After struggling at Daytona with its GTE Corvette converted to something more resembling a GT3 car, Corvette Racing unloaded its now-single-car effort at Sebring much stronger, and then was helped by a Balance of Performance change between practice and qualifying. The No. 3 of Jordan Taylor, Antonio Garcia and Nicky Catsburg qualified third and appeared to be in control in GTD Pro for much of the Mobil 1 Twelve Hours of Sebring presented by Advance Auto Parts, eventually securing their first victory in the two-race-old class by a 4.438s margin over the No. 63 TR3 Racing Lamborghini Huracan of Marco Mapelli, Andrea Caldarelli and Mirko Bortolotti.
“I think it looked easier than it was,” said Taylor “I’d say it was definitely a tough fight. We had a bunch of restarts where we were stuck in the pack with the GTD amateurs and then LMP3 cars, so I felt like every restart we were exposed to something happening and so we were trying to stay out of trouble for those first six to eight hours and then go racing at the end. Once we got to the front, the car was really good in clean air. Thankfully we were able to maintain that track position. I think if we had fallen back in class it would have been tough to get back through it. But thankfully the guys called a great strategy to keep us out front and executed every stop and everything perfectly and drivers made mistakes.
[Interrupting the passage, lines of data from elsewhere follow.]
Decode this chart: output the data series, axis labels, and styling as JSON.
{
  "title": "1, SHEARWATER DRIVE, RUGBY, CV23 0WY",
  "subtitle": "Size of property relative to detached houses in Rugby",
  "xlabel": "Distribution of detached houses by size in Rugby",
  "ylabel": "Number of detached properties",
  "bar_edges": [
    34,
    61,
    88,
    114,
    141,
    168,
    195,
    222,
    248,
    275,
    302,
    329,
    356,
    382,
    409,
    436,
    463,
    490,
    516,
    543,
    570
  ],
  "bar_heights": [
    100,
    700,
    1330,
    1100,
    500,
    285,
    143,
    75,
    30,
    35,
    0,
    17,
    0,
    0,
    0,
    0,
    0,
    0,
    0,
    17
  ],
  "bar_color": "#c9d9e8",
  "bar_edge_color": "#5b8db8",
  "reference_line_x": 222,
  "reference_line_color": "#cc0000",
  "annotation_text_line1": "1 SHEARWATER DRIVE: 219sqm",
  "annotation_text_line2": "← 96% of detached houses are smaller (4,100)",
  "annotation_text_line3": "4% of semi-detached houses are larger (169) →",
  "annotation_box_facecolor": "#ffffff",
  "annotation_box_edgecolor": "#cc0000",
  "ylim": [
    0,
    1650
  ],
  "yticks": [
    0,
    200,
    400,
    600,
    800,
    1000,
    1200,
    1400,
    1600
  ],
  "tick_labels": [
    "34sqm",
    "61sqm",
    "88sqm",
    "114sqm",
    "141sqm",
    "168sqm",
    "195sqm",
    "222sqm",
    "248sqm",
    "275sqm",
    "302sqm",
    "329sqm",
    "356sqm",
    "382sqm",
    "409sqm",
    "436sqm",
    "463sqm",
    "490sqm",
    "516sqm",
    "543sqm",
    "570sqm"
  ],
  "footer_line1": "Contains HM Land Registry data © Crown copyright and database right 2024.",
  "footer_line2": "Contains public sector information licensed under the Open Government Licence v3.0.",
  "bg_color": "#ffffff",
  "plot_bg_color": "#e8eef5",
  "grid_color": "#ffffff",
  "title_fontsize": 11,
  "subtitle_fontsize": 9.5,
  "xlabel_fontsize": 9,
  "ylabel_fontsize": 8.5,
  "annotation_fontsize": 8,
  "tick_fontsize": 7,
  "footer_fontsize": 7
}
So yeah, it was a really good day.”
With only minutes left in the race, Jules Gounon in the No. 97 WeatherTech Racing Mercedes AMG GT3 drove past a slowing Aaron Telitz in the No. 14 VasserSullivan Lexus RC F GT3 to take third with Maro Engel and Cooper MacNeil.
For much of the day, the Corvette was being hounded by the No. 24 BMW Team RLL M4 GT3 of Philipp Eng, Marco Wittman and Nick Yelloly, the sister car of which experienced power steering problems early. The No. 24 would experience a gearbox issue late in the race, falling out of podium contention.
Like Corvette, BMW suffered from lack of pace at Daytona, but testing on the track and wind tunnel led to some discoveries that, along with BoP changes and the different nature of Sebring vs. Daytona, had them on par with the rest of the GTD Pro and GTD field
In fact, it looked likely that the No. 96 Turner Motorsports BMW in the hands of Bill Auberlen, Robby Foley and Michael Dinan would secure the GTD victory as it led much of the afternoon thanks to having the pace and, as Auberlen put it, consistently strategizing their way into the lead. But the car had an undiagnosed issue that saw them lose a bit of speed. They would fall well off the podium when they had to make an extra stop to put Foley back into the car because it appeared Auberlen was going to go over his maximum drive time.
Thus what appeared an unlikely contender took the GTD win. It would have been easy to count out he No. 47 Cetilar Racing Ferrari; the car was involved in incidents throughout the race and was far from the same color scheme it started the race with thanks to a red door and lots of tape. But in the closing laps, with the up-to-then juggernaut of the Turner Motorsport BMW fading, Antonio Fuoco swept into the lead that he held to the end, sharing the win with Giorgio Sernagiotto and Roberto Lacorte.
“I think we know here in America is always like this — you can have some up and down,” said Fuoco. “Today I think it was the day to get a lot of up and down. We went from the front to the back. We had a small crash, we put some tape on the car just to continue.
“The guys did a really, really good job — Robert and George, they kept pushing. In the end I think I did my job. We had really good pace. So I’m really happy to have won this race and I would like to thank all the team because it is an amazing job. This race is for all of us.”
The No. 32 Gilbert Korthoff Motorsports Mercedes-AMG of Mike Skeen, Stevan McAleer and Daniel Juncadella finished second, followed by polesitter Toni Vilander in the No. 21 AF Corse Ferrari with Luis Perez Company and Simon Mann.